Representing the Law in the Most Serene Republic: Images of Authority from Renaissance Venice
September 20 through December 15, 2016
Rare Book Exhibition Gallery, Lillian Goldman Law Library, Yale Law School, New Haven
The Venetian Republic, a prosperous and powerful state in Renaissance Europe, cultivated a mythical image of stability, liberty, and beauty. This image-making is celebrated in a new Yale Law Library exhibition, “Representing the Law in the Most Serene Republic: Images of Authority from Renaissance Venice,” on view from 20 September through 15 December, 2016.
Drawing primarily on the outstanding collection of Italian law books in the Yale Law Library’s Rare Book Collection, the exhibition features 25 objects of remarkable splendor and historical significance.
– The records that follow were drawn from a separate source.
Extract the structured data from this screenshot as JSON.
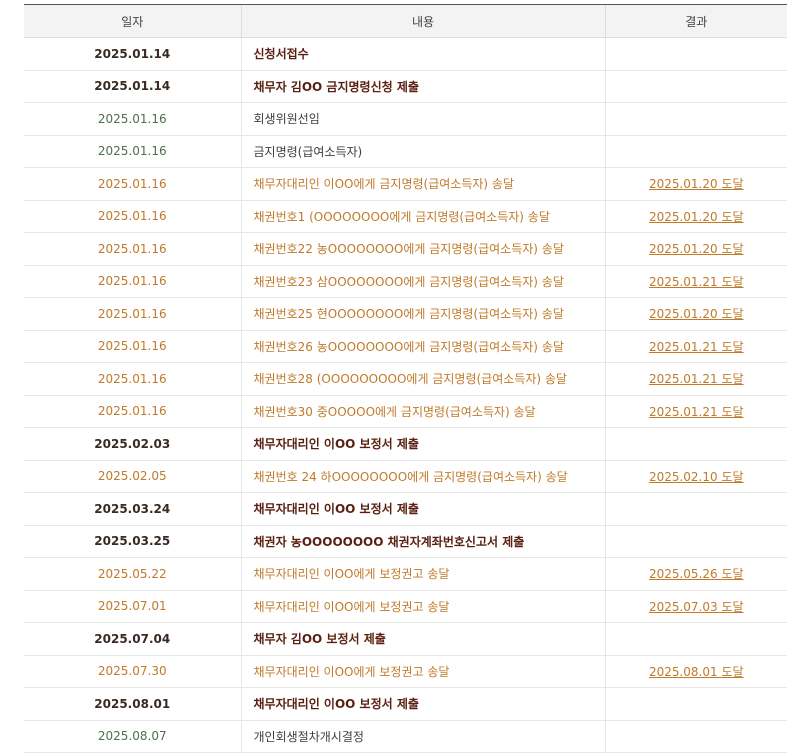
{
  "table": {
    "headers": {
      "date": "일자",
      "content": "내용",
      "result": "결과"
    },
    "rows": [
      {
        "date": "2025.01.14",
        "content": "신청서접수",
        "result": "",
        "type": "submit"
      },
      {
        "date": "2025.01.14",
        "content": "채무자 김OO 금지명령신청 제출",
        "result": "",
        "type": "submit"
      },
      {
        "date": "2025.01.16",
        "content": "회생위원선임",
        "result": "",
        "type": "decision"
      },
      {
        "date": "2025.01.16",
        "content": "금지명령(급여소득자)",
        "result": "",
        "type": "decision"
      },
      {
        "date": "2025.01.16",
        "content": "채무자대리인 이OO에게 금지명령(급여소득자) 송달",
        "result": "2025.01.20 도달",
        "type": "delivery"
      },
      {
        "date": "2025.01.16",
        "content": "채권번호1 (OOOOOOOO에게 금지명령(급여소득자) 송달",
        "result": "2025.01.20 도달",
        "type": "delivery"
      },
      {
        "date": "2025.01.16",
        "content": "채권번호22 농OOOOOOOO에게 금지명령(급여소득자) 송달",
        "result": "2025.01.20 도달",
        "type": "delivery"
      },
      {
        "date": "2025.01.16",
        "content": "채권번호23 삼OOOOOOOO에게 금지명령(급여소득자) 송달",
        "result": "2025.01.21 도달",
        "type": "delivery"
      },
      {
        "date": "2025.01.16",
        "content": "채권번호25 현OOOOOOOO에게 금지명령(급여소득자) 송달",
        "result": "2025.01.20 도달",
        "type": "delivery"
      },
      {
        "date": "2025.01.16",
        "content": "채권번호26 농OOOOOOOO에게 금지명령(급여소득자) 송달",
        "result": "2025.01.21 도달",
        "type": "delivery"
      },
      {
        "date": "2025.01.16",
        "content": "채권번호28 (OOOOOOOOO에게 금지명령(급여소득자) 송달",
        "result": "2025.01.21 도달",
        "type": "delivery"
      },
      {
        "date": "2025.01.16",
        "content": "채권번호30 중OOOOO에게 금지명령(급여소득자) 송달",
        "result": "2025.01.21 도달",
        "type": "delivery"
      },
      {
        "date": "2025.02.03",
        "content": "채무자대리인 이OO 보정서 제출",
        "result": "",
        "type": "submit"
      },
      {
        "date": "2025.02.05",
        "content": "채권번호 24 하OOOOOOOO에게 금지명령(급여소득자) 송달",
        "result": "2025.02.10 도달",
        "type": "delivery"
      },
      {
        "date": "2025.03.24",
        "content": "채무자대리인 이OO 보정서 제출",
        "result": "",
        "type": "submit"
      },
      {
        "date": "2025.03.25",
        "content": "채권자 농OOOOOOOO 채권자계좌번호신고서 제출",
        "result": "",
        "type": "submit"
      },
      {
        "date": "2025.05.22",
        "content": "채무자대리인 이OO에게 보정권고 송달",
        "result": "2025.05.26 도달",
        "type": "delivery"
      },
      {
        "date": "2025.07.01",
        "content": "채무자대리인 이OO에게 보정권고 송달",
        "result": "2025.07.03 도달",
        "type": "delivery"
      },
      {
        "date": "2025.07.04",
        "content": "채무자 김OO 보정서 제출",
        "result": "",
        "type": "submit"
      },
      {
        "date": "2025.07.30",
        "content": "채무자대리인 이OO에게 보정권고 송달",
        "result": "2025.08.01 도달",
        "type": "delivery"
      },
      {
        "date": "2025.08.01",
        "content": "채무자대리인 이OO 보정서 제출",
        "result": "",
        "type": "submit"
      },
      {
        "date": "2025.08.07",
        "content": "개인회생절차개시결정",
        "result": "",
        "type": "decision"
      }
    ]
  },
  "colors": {
    "submit_date": "#3a2a24",
    "submit_content": "#5a1f10",
    "decision_date": "#4f6f4f",
    "decision_content": "#3e3e3e",
    "delivery": "#c07a2a",
    "header_bg": "#f3f3f3"
  }
}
These include illuminated manuscripts, illustrated books, prints, drawings, coins, and medals, eight of which are on loan from the Yale University Art Gallery and three reproduced from an exceptional Renaissance album of watercolors in the Beinecke Library.
During the fifteenth and sixteenth centuries, Venice played a central role in the political and economic affairs of Europe, ruling an empire that extended from northern Italy, down the Adriatic, to the eastern Mediterranean. By the year 1500, Venice could claim that it had been a sovereign republic for more than a millennium. Indeed, the city was so highly esteemed for its stable government, selfless leaders, and free citizens that it came to be known as “La Serenissima,” the Most Serene Republic.
The exhibition introduces the significant offices and symbols of the Venetian state, and explains how laws were crafted, debated, publicized, and broken. Its protagonists are the doge and highest magistrates of Venice, the governors appointed to rule the Republic’s territories, the lawmakers in the Senate, and the lawbreakers consigned to prison or the galleys—all of them illustrated in finely executed illuminations, drawings, prints, and numismatic portraits.
The exhibition is curated by Christopher Platts (History of art, Yale University) and Michael Widener (Rare Book Librarian, Yale Law Library).
“Representing the Law in the Most Serene Republic” is on view daily through 15 December, 2016, in the Rare Book Exhibition Gallery, located on Level L2 of the Lillian Goldman Law Library, Yale Law School (127 Wall Street, New Haven, CT). The exhibition is accompanied by an online exhibition, a catalogue, and periodic excerpts in the Yale Law Library Rare Books Blog.